In another study of 158 patients with cardiac paragangliomas, 76 of them had a complete resection of the tumor and 15 of them had incomplete resection. 2 of the patients ended up having heart transplant surgery. 100 of these patients were follow up and at 5 years, 80% of them were alive. In this study also it is suggested that because most of the cardiac paragangliomas are benign, surgical resection is the best treatment approach with an expected good recovery and prognosis. For malignant cardiac paragangliomas, the therapeutic approach is more uncertain [9] .

In the case of our patient, she does not seem to have evidence of metastatic disease and her paraganglioma seems to be nonfunctional. Cardiothoracic surgery decided after discussing with the patient that it is better not to perform surgery as of now and continue with 6-month surveillance.

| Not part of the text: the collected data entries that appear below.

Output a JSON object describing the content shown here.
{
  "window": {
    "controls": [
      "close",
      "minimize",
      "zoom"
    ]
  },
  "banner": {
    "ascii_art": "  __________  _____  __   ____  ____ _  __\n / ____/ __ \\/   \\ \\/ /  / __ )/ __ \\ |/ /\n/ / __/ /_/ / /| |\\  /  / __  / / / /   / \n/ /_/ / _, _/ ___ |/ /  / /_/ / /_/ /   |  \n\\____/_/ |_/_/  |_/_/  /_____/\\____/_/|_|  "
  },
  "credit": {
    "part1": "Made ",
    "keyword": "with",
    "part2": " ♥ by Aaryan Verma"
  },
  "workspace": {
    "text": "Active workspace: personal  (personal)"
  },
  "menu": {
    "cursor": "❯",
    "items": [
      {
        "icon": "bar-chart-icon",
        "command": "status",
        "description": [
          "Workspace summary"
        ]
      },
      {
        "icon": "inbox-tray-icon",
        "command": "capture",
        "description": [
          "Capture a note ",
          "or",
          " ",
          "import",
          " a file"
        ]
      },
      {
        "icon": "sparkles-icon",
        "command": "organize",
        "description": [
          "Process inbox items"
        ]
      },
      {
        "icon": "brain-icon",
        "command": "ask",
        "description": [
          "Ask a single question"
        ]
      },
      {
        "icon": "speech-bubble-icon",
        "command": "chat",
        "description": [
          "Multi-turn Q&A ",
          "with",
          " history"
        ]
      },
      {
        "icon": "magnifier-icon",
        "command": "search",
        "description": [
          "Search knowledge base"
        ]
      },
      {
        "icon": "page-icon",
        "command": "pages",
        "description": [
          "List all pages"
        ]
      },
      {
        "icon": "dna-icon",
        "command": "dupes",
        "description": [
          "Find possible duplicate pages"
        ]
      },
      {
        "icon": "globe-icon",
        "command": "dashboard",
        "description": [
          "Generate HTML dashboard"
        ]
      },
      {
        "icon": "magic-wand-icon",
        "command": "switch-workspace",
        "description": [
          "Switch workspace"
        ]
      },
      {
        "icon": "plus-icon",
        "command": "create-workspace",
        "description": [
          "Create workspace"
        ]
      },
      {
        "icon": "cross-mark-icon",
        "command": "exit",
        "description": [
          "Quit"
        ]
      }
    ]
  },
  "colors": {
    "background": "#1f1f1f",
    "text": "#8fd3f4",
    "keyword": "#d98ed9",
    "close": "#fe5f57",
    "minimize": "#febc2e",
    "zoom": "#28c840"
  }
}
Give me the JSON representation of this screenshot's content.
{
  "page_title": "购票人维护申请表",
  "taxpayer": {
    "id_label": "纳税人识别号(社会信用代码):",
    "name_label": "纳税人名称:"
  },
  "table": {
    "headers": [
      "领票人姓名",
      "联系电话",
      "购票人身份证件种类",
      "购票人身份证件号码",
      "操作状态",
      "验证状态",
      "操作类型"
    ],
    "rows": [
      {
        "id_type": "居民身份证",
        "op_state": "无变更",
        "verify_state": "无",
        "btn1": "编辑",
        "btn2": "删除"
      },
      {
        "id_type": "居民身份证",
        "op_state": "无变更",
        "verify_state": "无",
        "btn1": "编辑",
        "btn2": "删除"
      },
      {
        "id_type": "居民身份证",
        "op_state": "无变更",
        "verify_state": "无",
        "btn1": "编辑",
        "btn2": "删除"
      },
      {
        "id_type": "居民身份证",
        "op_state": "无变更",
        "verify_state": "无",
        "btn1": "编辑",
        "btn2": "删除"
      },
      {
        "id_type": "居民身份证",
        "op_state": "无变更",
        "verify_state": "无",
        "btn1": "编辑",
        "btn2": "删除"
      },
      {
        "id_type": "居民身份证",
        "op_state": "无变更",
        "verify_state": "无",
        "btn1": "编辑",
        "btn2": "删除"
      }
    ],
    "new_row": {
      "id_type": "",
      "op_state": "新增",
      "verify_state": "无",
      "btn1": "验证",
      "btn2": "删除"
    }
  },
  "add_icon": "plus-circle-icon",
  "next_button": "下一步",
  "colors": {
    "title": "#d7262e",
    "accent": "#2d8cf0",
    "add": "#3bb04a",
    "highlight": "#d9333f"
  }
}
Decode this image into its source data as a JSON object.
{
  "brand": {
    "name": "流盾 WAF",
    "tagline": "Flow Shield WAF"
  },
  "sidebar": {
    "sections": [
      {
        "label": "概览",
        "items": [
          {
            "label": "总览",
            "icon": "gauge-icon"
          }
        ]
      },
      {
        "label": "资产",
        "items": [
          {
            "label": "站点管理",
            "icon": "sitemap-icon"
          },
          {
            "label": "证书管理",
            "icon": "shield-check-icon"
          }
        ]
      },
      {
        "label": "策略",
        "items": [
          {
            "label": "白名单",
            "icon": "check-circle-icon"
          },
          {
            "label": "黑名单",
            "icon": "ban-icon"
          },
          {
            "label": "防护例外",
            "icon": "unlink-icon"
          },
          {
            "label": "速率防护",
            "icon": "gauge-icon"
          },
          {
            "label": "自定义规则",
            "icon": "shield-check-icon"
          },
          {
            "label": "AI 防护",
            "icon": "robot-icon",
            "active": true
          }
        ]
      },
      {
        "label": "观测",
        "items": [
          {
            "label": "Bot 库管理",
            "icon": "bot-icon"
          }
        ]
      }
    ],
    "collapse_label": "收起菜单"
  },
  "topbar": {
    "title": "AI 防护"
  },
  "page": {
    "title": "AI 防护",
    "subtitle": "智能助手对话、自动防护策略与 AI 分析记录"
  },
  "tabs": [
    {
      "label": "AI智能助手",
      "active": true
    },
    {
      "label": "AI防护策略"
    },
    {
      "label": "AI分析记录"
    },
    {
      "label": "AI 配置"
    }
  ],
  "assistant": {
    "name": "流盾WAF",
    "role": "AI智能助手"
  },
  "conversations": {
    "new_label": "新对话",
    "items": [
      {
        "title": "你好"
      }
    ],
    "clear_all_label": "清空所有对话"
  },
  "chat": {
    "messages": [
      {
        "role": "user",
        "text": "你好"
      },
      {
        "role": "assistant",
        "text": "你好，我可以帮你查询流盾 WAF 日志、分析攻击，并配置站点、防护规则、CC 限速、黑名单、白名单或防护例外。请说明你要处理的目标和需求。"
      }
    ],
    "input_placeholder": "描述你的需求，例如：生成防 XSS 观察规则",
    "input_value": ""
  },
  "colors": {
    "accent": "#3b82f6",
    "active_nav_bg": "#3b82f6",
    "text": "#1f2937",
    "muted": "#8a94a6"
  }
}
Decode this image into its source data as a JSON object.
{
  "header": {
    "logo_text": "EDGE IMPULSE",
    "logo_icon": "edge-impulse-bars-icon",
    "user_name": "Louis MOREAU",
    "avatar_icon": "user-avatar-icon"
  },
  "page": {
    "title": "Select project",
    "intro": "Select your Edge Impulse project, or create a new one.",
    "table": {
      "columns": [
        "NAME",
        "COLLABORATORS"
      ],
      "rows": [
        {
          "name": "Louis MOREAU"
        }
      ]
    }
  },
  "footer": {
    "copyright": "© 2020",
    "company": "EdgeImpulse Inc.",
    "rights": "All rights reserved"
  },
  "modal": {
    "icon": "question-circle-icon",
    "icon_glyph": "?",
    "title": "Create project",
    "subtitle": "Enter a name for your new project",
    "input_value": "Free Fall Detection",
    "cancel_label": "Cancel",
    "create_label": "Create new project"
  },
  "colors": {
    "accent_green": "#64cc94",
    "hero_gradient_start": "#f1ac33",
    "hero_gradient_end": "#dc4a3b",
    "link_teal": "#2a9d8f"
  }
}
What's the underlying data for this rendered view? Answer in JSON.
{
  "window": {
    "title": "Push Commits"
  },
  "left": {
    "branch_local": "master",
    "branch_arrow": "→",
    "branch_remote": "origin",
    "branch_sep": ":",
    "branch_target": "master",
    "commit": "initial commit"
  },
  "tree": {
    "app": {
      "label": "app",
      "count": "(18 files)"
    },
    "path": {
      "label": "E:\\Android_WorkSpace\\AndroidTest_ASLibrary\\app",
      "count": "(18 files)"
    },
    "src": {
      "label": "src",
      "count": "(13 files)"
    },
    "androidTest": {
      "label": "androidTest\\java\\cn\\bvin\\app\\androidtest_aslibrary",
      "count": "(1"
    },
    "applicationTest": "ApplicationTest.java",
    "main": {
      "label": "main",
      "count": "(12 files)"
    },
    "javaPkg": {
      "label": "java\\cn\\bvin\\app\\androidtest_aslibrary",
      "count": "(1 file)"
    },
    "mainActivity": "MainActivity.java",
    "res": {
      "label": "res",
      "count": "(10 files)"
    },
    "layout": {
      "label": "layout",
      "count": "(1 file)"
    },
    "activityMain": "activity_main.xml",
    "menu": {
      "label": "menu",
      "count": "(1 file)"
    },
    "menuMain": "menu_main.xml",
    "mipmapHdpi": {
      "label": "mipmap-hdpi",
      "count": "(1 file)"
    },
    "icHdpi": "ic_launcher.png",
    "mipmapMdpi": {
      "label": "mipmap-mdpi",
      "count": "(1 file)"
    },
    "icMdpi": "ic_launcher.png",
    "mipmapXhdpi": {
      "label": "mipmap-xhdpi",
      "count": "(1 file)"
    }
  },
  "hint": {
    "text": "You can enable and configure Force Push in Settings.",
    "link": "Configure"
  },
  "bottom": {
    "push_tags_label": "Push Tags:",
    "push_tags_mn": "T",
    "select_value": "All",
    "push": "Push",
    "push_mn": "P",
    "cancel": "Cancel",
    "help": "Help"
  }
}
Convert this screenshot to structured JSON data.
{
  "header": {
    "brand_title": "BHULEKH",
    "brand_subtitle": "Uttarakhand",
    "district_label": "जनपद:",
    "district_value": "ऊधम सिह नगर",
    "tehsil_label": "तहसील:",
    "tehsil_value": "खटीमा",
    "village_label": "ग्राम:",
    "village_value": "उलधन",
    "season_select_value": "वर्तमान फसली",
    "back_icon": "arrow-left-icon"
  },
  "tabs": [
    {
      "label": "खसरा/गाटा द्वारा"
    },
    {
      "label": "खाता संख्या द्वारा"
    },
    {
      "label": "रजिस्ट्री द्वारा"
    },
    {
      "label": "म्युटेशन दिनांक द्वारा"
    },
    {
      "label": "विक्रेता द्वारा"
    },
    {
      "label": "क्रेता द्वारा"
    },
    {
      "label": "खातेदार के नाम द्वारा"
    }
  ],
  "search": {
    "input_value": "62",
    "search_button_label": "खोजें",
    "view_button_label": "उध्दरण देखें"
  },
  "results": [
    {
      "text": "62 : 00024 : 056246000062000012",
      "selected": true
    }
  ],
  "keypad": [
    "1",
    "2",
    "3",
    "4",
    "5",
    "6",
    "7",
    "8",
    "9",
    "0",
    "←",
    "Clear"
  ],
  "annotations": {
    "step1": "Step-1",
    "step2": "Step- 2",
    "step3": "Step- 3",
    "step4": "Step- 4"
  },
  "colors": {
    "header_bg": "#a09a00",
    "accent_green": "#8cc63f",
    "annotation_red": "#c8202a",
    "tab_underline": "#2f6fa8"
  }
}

The patient is also expected to follow up with endocrinology and oncology.

4. Conclusion

The management of intrapericardial paragangliomas remains a challenge across the world. The reported cases in the literature do not demonstrate a homogeneous approach. The main question is still whether a patient with this type of tumor would benefit from surgery or not. Our case shows the complexity of this tumors and how this requires a multidisciplinary approach. The patient continues to do well and currently follows with surgical and non-surgical teams.

Conflicts of Interest

The authors declare no conflicts of interest regarding the publication of this paper.